Interesting NYTimes Article on EMRs
Just came across the following op-ed in the Times:
http://www.nytimes.com/2009/04/02/opinion/02thu2.html?_r=1&partner=rss&emc=rss&pagewanted=all
It discusses the extremely poor adoption of electronic medical record (EMR) systems throughout hospitals and physican offices, and touches on a major factor that, until addressed, will prevent EMRs from obtaining the widespread adoption that President Obama would like to see. And by the way, just throwing money at hospitals and physicians and telling them to implement EMRs is not going to do anything to fix the problem. It’s a lot more complicated than that, although yes, money is definitely a part of it.
The subject is of particular interest to me, as I am leaving the information security and technology realm for medicine. I’ve designed several large systems before, and have seen the obstacles that you have to deal with. This article does hit the nail on the head, albeit several years late. Of particular importance is the following:
The ultimate goal is an “interoperable” system that would allow easy exchange of clinical data between hospitals and doctors. The modernization effort will have limited value if a mélange of different computer systems can’t talk to one another.

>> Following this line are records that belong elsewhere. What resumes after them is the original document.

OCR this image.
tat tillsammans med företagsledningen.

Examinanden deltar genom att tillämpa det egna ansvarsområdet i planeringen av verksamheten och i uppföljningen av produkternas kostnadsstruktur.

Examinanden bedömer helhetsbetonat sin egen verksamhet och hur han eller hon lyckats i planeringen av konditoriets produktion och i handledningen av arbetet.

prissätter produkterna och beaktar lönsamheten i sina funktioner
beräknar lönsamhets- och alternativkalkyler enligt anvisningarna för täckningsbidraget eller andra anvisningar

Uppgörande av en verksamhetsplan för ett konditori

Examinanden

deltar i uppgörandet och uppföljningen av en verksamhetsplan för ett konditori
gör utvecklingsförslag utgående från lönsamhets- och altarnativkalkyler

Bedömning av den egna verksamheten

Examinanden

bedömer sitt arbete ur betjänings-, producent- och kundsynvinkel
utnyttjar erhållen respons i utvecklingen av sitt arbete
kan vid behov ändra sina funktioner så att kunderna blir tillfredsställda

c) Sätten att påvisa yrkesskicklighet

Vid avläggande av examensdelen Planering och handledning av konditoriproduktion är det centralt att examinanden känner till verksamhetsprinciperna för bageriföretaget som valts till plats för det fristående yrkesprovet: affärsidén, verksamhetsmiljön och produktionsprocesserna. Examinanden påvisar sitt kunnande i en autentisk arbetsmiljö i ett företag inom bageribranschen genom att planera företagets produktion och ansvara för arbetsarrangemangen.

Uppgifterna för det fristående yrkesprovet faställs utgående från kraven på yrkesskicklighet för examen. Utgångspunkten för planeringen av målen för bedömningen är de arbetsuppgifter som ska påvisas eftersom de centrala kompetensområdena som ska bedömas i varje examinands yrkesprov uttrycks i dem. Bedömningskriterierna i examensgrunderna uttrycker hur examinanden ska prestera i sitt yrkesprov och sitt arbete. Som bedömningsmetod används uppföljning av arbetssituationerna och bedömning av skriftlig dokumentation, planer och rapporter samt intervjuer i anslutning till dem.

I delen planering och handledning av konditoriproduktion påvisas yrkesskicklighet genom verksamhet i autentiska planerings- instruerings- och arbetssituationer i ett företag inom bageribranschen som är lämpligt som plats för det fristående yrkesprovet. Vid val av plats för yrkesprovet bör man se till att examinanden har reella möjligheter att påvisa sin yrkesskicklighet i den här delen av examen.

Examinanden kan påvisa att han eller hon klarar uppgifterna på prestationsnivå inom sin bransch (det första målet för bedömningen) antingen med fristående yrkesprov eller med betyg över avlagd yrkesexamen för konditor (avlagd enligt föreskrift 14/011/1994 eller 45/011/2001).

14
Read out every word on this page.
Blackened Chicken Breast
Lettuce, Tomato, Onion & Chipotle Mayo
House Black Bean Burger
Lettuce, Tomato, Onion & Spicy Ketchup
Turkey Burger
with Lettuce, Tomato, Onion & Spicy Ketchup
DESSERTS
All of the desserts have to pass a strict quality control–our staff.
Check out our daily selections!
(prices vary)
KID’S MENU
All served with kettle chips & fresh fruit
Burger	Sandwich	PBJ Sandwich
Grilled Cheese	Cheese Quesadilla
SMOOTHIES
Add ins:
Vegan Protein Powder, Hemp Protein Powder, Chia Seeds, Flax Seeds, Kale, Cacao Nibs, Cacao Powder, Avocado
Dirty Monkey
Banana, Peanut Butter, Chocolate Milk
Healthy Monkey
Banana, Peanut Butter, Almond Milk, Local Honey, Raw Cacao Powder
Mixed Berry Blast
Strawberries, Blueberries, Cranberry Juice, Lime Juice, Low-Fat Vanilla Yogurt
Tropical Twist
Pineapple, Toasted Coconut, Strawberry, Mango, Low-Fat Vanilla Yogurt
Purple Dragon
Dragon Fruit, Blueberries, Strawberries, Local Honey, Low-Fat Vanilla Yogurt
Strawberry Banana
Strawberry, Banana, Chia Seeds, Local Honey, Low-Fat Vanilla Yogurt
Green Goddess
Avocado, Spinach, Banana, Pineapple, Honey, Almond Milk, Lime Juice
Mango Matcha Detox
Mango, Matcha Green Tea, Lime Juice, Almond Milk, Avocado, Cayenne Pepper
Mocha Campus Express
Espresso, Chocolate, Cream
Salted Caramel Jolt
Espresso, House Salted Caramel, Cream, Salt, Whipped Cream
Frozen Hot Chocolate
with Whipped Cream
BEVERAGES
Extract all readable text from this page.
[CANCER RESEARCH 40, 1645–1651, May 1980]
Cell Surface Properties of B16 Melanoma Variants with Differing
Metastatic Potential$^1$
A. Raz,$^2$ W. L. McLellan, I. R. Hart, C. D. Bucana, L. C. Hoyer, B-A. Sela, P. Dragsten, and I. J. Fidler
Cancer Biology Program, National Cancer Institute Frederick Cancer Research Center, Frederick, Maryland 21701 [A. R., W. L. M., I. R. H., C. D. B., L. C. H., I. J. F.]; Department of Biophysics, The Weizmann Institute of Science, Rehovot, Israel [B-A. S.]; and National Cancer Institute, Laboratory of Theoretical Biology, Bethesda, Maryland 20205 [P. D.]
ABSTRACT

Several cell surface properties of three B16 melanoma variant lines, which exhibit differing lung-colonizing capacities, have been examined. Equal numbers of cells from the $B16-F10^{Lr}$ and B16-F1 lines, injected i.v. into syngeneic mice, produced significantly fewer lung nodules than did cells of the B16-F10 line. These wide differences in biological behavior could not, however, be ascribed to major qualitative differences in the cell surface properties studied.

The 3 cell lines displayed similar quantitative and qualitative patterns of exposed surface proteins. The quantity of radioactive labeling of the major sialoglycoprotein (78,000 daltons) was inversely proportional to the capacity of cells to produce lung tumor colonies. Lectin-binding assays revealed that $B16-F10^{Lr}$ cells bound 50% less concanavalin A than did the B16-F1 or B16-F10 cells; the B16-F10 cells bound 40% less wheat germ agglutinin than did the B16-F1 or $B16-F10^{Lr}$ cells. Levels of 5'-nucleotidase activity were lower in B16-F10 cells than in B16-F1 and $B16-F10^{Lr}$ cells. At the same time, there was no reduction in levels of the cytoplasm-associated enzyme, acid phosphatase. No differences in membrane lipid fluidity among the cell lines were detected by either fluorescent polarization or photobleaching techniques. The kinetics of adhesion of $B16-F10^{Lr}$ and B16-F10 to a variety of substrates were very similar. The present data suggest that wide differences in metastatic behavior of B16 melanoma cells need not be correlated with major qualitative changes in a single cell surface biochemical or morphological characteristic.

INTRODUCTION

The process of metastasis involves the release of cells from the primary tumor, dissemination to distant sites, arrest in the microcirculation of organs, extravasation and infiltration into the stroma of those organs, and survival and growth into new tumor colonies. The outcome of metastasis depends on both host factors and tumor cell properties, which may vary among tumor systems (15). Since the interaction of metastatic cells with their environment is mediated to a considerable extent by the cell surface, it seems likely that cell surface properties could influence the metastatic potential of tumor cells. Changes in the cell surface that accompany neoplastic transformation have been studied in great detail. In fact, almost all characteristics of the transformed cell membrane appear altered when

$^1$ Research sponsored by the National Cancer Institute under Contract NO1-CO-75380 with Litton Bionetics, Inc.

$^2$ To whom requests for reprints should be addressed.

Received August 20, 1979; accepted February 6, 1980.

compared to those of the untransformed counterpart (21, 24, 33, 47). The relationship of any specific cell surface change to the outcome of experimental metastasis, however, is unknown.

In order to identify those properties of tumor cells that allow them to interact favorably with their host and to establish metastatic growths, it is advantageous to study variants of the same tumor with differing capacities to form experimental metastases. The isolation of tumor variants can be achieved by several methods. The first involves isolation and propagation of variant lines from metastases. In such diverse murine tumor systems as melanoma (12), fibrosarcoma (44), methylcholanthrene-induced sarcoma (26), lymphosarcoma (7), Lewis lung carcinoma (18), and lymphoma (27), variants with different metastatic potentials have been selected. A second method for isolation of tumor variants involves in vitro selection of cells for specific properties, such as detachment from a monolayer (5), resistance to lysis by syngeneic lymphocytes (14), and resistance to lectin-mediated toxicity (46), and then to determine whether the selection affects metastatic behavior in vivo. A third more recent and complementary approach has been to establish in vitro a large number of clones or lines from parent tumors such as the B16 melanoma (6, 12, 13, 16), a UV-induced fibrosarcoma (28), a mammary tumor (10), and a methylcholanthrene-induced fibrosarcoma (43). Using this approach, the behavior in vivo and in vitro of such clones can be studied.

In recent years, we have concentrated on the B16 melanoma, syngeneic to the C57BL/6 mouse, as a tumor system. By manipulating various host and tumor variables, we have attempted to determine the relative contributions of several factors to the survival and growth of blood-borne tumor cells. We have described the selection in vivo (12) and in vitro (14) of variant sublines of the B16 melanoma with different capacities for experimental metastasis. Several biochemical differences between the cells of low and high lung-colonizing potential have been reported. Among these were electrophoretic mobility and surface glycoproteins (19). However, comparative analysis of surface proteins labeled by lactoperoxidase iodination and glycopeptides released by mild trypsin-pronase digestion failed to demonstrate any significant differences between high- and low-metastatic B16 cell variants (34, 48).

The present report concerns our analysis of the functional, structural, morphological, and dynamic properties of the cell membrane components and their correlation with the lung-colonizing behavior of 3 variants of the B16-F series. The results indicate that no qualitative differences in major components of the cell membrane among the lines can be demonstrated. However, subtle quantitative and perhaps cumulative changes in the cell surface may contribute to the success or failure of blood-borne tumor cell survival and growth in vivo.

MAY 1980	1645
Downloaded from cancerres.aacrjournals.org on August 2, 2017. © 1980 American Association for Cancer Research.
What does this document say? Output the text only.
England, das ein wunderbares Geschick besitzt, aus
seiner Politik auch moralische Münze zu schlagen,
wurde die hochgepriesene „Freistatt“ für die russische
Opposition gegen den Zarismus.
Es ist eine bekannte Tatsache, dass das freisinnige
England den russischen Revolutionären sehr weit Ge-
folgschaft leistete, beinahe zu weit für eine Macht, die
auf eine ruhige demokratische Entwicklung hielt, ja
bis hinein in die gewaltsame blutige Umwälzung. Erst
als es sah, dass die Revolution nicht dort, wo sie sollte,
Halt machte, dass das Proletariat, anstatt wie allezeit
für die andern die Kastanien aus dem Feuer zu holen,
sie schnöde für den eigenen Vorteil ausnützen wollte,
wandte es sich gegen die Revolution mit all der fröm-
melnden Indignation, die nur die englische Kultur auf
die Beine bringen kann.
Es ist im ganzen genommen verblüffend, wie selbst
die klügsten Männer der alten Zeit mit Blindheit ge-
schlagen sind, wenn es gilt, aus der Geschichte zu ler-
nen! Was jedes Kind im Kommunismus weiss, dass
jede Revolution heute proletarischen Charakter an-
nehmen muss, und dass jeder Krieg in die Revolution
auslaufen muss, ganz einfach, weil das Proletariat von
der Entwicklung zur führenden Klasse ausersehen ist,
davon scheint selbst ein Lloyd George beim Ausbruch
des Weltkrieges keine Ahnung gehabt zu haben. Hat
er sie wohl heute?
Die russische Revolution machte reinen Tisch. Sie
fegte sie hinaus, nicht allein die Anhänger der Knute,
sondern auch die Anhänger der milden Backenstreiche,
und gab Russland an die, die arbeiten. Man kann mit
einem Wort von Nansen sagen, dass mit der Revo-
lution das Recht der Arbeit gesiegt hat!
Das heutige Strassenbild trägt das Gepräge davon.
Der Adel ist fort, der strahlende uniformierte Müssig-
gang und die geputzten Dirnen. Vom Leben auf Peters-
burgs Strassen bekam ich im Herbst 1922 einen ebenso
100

While applying to medical school two years ago, I wrote one of my secondary application essays on the very subject of interoperability and what I view as the only way to solve the problem. That essay is attached here for your perusal.
3 comments
That’s a superb essay, Chris. You hit a bunch of nails on the head that are quite current today.
A week ago on the e-patient blog I wrote about what happened when I tried to move my data from my hospital’s “PatientSite” system into Google Health, using the interface that had been much publicized a year earlier. The results were a farce, almost a scandal honestly, and have produced 70 comments and many linkbacks from other blogs, including most notably tonight from Adam Bosworth, who was a father of Google Health and this other thing called XML.
One of the things revealed in this discussion is the severe consequences when the data model on one side of a transfer doesn’t match up with the data model on the other side. I’m sure you know all about that. The other dirty secret that’s coming to light is that a lot of EMRs are not actually medical records, they’re just billing systems, and the data in them is often entered by billing clerks who know nothing about you medically.
That’s what happened in my case and the results were pretty astonishing.
So yeah, what you said. Right.
Keep in touch in the next few years.
btw, don’t know if you caught it, but Nova just started a two-part series called Doctor’s Diaries. They followed 7 students through medical school in 1987; that was recapped in part 1, which is at http://twurl.nl/twnci4.
Next Tuesday is part 2, where they see what’s happened in the 21 years since then.
Part 1 was very good for me – helped me fortify my already-pretty-good empathy for docs.
I did catch it, and I thought it was very well put together. Last year ABC aired a mini-series called Hopkins, which followed several docs at Johns Hopkins. I thought the Nova airing was much more entertaining and also much more human in their portrayal of the people in question. Although I haven’t yet been through the process myself, it seemed a lot more in line with what I’ve learned from those who’ve gone before me.